Silk stared down at Quetzal. "You-you're serious, Your Cognizance? He actually did that?"

"He did. Look, now. That vase was immortal. It didn't age. It was proof against disease. But it could be destroyed, as it was. So could Pas. He couldn't age, or even fall sick. But he could be destroyed, and he was. He was murdered by his family. Many men die like that, Patera Caldé. When you're half my age, you'll know it. Now a god has, too."

"But, Your Cognizance…"

"Viron's isolated, Patera Caldé. All the cities are. He gave us floaters and animals. No big machines that could carry heavy loads. He thought that would be best for us, and I dare say he was right. But the Ayuntamiento's not isolated. The Caldé wasn't either, when we had one. Did you think he was?"

Silk said, "I realize we have diplomats, Your Cognizance, and there are traveling traders and so forth-boats on the rivers, and even spies."

"That's right. As Prolocutor, I'm no more isolated than he was. Less, but I won't try to prove that. I'm in contact with religious leaders in Urbs, Wick, and other cities, cities where his children have boasted of killing Pas."

"It was the Seven, then, Your Cognizance? Not Echidna? Was Scylla involved?"

Quetzal had found prayer beads in a pocket of Gulo's robe; he ran them through his fingers. "Echidna was at the center. You've seen her, can you doubt it? Scylla, Molpe, and Hierax were in it. They've said so at various times."

"But not Tartaros, Thelxiepeia, Phaea, or Sphigx, Your Cognizance?" Silk felt an irrational surge of hope.

"I don't know about Tartaros and the younger gods, Patera Caldé. But do you see why I didn't announce it? There would have been panic. There will be, if it becomes widely known. The Chapter will be destroyed and the basis of morality gone. Imagine Viron with neither. As for public observances, how do you think Pas's murderers would react to our mourning him?"

"We-" Something tightened in Silk's throat. "We, you and I, Your Cognizance. Villus and Maytera Marble, all of us are-were his children too. That is to say, he built the whorl for us. Ruled us like a father. I…"

"What is it, Patera Caldé?"

"I just remembered something, Your Cognizance. Kypris-you must know there was a theophany of Kypris at our manteion on Scylsday."

"I've had a dozen reports. It's the talk of the city."

"She said she was hunted, and I didn't understand. Now I believe I may."

Quetzal nodded. "I imagine she is. The wonder is that they haven't been able to corner her in thirty years.
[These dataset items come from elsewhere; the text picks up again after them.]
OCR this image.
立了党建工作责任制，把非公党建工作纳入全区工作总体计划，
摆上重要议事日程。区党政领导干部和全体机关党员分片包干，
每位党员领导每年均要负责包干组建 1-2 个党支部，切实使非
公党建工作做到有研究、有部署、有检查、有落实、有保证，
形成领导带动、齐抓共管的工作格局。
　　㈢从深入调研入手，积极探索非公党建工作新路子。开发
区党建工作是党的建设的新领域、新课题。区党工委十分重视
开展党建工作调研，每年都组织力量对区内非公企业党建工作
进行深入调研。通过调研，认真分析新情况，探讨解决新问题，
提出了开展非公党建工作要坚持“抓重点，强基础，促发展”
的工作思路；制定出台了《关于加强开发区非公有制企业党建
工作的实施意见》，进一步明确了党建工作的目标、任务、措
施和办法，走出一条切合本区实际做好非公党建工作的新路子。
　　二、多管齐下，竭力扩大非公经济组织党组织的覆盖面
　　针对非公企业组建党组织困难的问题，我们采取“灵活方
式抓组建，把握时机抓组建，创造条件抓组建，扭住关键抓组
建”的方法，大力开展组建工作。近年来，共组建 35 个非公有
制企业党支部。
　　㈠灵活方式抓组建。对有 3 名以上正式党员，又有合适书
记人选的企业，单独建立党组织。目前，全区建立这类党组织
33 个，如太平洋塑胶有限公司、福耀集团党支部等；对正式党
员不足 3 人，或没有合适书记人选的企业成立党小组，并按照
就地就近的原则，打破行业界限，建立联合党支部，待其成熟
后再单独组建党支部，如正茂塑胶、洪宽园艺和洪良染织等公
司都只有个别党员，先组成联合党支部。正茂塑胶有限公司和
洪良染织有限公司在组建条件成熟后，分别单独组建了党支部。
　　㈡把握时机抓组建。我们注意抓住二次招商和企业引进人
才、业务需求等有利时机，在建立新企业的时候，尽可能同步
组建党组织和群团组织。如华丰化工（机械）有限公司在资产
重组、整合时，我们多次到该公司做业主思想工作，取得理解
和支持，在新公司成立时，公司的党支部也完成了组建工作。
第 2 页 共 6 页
She can't be a tenth as strong as Pas was. But it can't be easy to kill even a minor goddess who knows you're trying to. Not like killing a husband and father who trusts you. Now you see why I've tried to prevent theophanies, don't you, Patera Caldé? If you don't, I'll never be able to make it clear."

"Yes, Your Cognizance. Of course. It's-horrible. Unspeakable. But you were right. You are right."

"I'm glad you realize it. You understand why we go on sacrificing to Pas? We must. I've tried to downgrade him somewhat. Make him seem more remote than he used to. I've emphasized Scylla at his expense, but you're too young to have realized that. Older people complain, sometimes."

Silk said nothing, but stroked his cheek as he walked.

"You have questions, Patera Caldé. Or you will have when you've digested all this. Don't fear you may offend me. I'm at your disposal whenever you want to question me."